What Entity Chooses How We Adapt to Environmental Shifts?

For many years, preventing climate change” has been the primary objective of climate politics. Throughout the diverse viewpoints, from local climate campaigners to elite UN representatives, curtailing carbon emissions to avert future disaster has been the central focus of climate plans.

Yet climate change has come and its tangible effects are already being experienced. This means that climate politics can no longer focus only on preventing future catastrophes. It must now also include debates over how society manages climate impacts already altering economic and social life. Coverage systems, residential sectors, hydrological and territorial policies, national labor markets, and regional commerce – all will need to be fundamentally transformed as we adapt to a transformed and growing unstable climate.

Environmental vs. Governmental Effects

To date, climate adaptation has focused on the environmental impacts of climate change: strengthening seawalls against coastal flooding, enhancing flood control systems, and modifying buildings for extreme weather events. But this structural framing avoids questions about the institutions that will condition how people experience the political impacts of climate change. Do we enable property insurance markets to act independently, or should the federal government support high-risk regions? Is it right to uphold disaster aid systems that solely assist property owners, or do we ensure equitable recovery support? Should we abandon workers laboring in extreme heat to their companies' discretion, or do we enact federal protections?

These questions are not hypothetical. In the United States alone, a surge in non-renewal rates across the homeowners’ insurance industry – even beyond vulnerable areas in Florida and California – indicates that climate threatens to trigger a widespread assurance breakdown. In 2023, UPS workers proposed a nationwide strike over on-the-job heat exposure, ultimately securing an agreement to equip air conditioning in delivery trucks. That same year, after years of water scarcity left the Colorado River’s reservoirs at historic lows – threatening water supplies for 40 million people – the Biden administration provided funds to Arizona, Nevada and California $1.2bn to reduce their water usage. How we react to these governmental emergencies – and those to come – will embed fundamentally different visions of society. Yet these struggles remain largely outside the purview of climate politics, which continues to treat adaptation as a engineering issue for specialists and technicians rather than authentic societal debate.

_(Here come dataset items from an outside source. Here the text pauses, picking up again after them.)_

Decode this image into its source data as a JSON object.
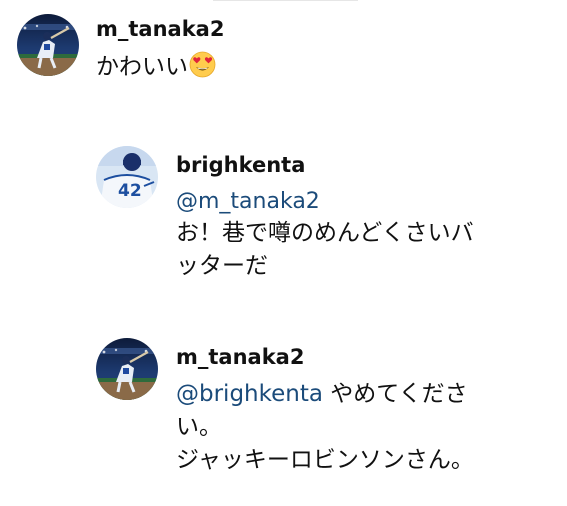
{
  "comments": [
    {
      "username": "m_tanaka2",
      "avatar_icon": "baseball-player-batting-avatar",
      "text": "かわいい",
      "emoji": "heart-eyes-emoji"
    },
    {
      "username": "brighkenta",
      "avatar_icon": "player-42-avatar",
      "mention": "@m_tanaka2",
      "lines": [
        "お！巷で噂のめんどくさいバ",
        "ッターだ"
      ]
    },
    {
      "username": "m_tanaka2",
      "avatar_icon": "baseball-player-batting-avatar",
      "mention": "@brighkenta",
      "lines": [
        "やめてくださ",
        "い。",
        "ジャッキーロビンソンさん。"
      ]
    }
  ],
  "colors": {
    "mention": "#1b4b7a",
    "text": "#111111"
  }
}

Transitioning From Specialist Systems

Climate politics has already moved beyond technocratic frameworks when it comes to mitigation. Nearly 30 years ago, the Kyoto protocol symbolized the common understanding that economic tools would solve climate change. But as emissions kept increasing and those markets proved ineffectual, the focus transitioned to countrywide industrial policy debates – and with it, climate became authentically contested. Recent years have seen countless political battles, covering the green capitalism of Biden’s Inflation Reduction Act versus the democratic socialism of the Green New Deal to debates over state control of resources in Bolivia and mining industry support in Germany. These are fights about values and balancing between competing interests, not merely emissions math.

Yet even as climate moved from the realm of technocratic elites to more established fields of political struggle, it remained limited to the realm of carbon elimination. Even the ideologically forward agenda of Zohran Mamdani’s NYC mayoral campaign – which links climate to the economic pressure, arguing that housing cost controls, universal childcare and free public transit will prevent New Yorkers from fleeing for more affordable, but energy-intensive, life in the suburbs – makes its case through an pollution decrease lens. A fully inclusive climate politics would apply this same political imagination to adaptation – transforming social institutions not only to avert future warming, but also to manage the climate impacts already reshaping everyday life.

Beyond Doomsday Perspectives

The need for this shift becomes more apparent once we abandon the apocalyptic framing that has long prevailed climate discourse. In arguing that climate change constitutes an overwhelming power that will entirely overwhelm human civilization, climate politics has become oblivious to the reality that, for most people, climate change will appear not as something completely novel, but as familiar problems made worse: more people forced out of housing markets after disasters, more workers obliged to work during heatwaves, more local industries devastated after extreme weather events. Climate adaptation is not a unique specialist task, then, but rather connected to ongoing political struggles.

Emerging Governmental Debates

The landscape of this struggle is beginning to emerge. One influential think tank, for example, recently suggested reforms to the property insurance market to make vulnerable homeowners to the “full actuarial cost” of living in danger zones like California. By contrast, a progressive research institute has proposed a system of Housing Resilience Agencies that would provide complete governmental protection. The divergence is sharp: one approach uses price signaling to encourage people out of endangered zones – effectively a form of planned withdrawal through economic forces – while the other allocates public resources that allow them to continue living safely. But these kinds of policy debates remain rare in climate discourse.

This is not to suggest that mitigation should be discarded. But the singular emphasis on preventing climate catastrophe obscures a more current situation: climate change is already altering our world. The question is not whether we will reform our institutions to manage climate impacts, but how – and whose vision will prevail.

Cynthia Mcdowell
Cynthia Mcdowell

An avid skier and travel writer with a passion for exploring off-the-beaten-path destinations and sharing practical tips.